AKHIR pekan lalu, Asia telah memulai musim pemilihan umum hingga dua bulan ke depan. Sebanyak 1,2 miliar penduduk Asia akan berbondong-bondong ke TPS.
Dimulai dari Thailand (52 juta pemilih) pada 24 Maret, lalu India (900 juta pemilih), Indonesia (193 juta), dan Filipina (64 juta). Ini adalah jumlah pemilih yang sangat besar.
Namun, seperti biasa, kemungkinan hanya beberapa pihak saja di luar kawasan ini —terutama penduduk Eropa dan Amerika—yang akan memperhatikannya.
Ini adalah kerugian bagi mereka. Mengingat apa yang terjadi di Timur sering kali bergema di Barat. Mengapa? Lihat saja, sebelumnya ‘titik episentrum’ dari ‘gempa pemilihan umum’ ada di Filipina, yang kemudian mengirim gelombang ke Inggris serta Amerika Serikat.
Pada Mei 2016, seorang wali kota di kota kecil, Rodrigo Duterte mengejutkan dunia dengan memenangkan kontestasi kursi Kepresidenan Filipina.
Baca juga: Apakah Thaksin Masih Berpengaruh?
Wali Kota Davao ini meraih kekuasaan dengan menggunakan kombinasi berbahaya dari retorika pemimpin kuat dan informasi daring yang menyesatkan.
Iconoclast bertabiat keras ini (Duterte), entahlah muncul dari mana sehingga berhasil menangkap imajinasi populer penduduk Filipina.
Satu bulan kemudian, di Juni tahun 2016, pemilih di Inggris melawan prediksi pakar metropolitan dan lembaga survei dengan pilihan mereka yang sangat tidak terduga untuk keluar dari Uni Eropa (EU), yang dijuluki dengan istilah “Brexit.”

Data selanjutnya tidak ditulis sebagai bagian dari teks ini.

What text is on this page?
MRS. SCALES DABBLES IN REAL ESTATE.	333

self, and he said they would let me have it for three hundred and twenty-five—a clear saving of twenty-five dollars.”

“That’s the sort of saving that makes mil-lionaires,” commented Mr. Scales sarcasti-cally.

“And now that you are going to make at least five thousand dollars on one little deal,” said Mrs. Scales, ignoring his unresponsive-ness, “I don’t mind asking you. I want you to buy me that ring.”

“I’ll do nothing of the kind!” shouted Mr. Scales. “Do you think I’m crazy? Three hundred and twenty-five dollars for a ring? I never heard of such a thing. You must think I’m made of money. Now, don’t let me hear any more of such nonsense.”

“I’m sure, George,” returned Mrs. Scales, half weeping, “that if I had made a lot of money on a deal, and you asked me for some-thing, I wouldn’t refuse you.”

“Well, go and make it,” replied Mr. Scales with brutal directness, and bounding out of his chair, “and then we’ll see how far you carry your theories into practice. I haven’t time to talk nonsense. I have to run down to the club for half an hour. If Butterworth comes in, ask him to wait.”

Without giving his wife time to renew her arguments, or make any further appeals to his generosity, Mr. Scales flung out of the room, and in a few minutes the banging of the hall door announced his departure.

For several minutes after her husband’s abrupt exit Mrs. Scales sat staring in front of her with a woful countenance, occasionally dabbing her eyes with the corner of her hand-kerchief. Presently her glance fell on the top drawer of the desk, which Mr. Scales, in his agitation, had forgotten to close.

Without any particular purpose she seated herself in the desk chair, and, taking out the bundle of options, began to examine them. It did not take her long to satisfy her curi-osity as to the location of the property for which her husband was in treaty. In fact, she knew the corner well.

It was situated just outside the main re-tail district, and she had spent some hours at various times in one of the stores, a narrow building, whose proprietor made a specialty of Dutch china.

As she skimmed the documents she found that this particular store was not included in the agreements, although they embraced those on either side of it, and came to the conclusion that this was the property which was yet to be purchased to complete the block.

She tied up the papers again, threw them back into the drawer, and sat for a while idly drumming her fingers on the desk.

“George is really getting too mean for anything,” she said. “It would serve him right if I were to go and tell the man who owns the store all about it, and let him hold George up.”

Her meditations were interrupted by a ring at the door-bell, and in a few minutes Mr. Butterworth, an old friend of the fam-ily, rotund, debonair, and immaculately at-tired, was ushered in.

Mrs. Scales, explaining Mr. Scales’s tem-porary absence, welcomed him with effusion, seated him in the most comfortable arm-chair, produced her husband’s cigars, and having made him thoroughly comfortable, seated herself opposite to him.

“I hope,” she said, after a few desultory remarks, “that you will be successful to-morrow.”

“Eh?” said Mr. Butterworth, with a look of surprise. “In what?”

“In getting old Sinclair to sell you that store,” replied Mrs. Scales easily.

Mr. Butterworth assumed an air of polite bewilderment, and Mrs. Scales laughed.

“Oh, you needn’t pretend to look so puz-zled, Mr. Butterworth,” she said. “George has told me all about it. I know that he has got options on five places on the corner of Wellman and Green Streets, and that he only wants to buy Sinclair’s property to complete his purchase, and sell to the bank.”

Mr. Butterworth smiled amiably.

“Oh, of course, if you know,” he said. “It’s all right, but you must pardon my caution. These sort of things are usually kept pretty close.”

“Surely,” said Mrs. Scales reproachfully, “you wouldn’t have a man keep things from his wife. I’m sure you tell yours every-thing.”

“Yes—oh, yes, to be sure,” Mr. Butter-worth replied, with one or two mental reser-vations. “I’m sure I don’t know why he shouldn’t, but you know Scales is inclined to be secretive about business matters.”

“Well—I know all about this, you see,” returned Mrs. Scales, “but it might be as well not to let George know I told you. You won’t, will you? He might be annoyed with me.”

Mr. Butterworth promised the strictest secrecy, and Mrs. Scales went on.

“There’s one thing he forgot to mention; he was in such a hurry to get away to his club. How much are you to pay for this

Lalu, seperti yang kita semua ketahui, pada November, Donald Trump – seorang pengembang properti dari New York dan juga bintang acara reality show, menggunakan banyak strategi dari buku pedoman Duterte dan menggabungkannya dengan daya tarik primordial bagi kelompok supremasi kulit putih – berhasil mengamankan jabatan di Gedung Putih meskipun kalah dalam menggiring suara rakyat.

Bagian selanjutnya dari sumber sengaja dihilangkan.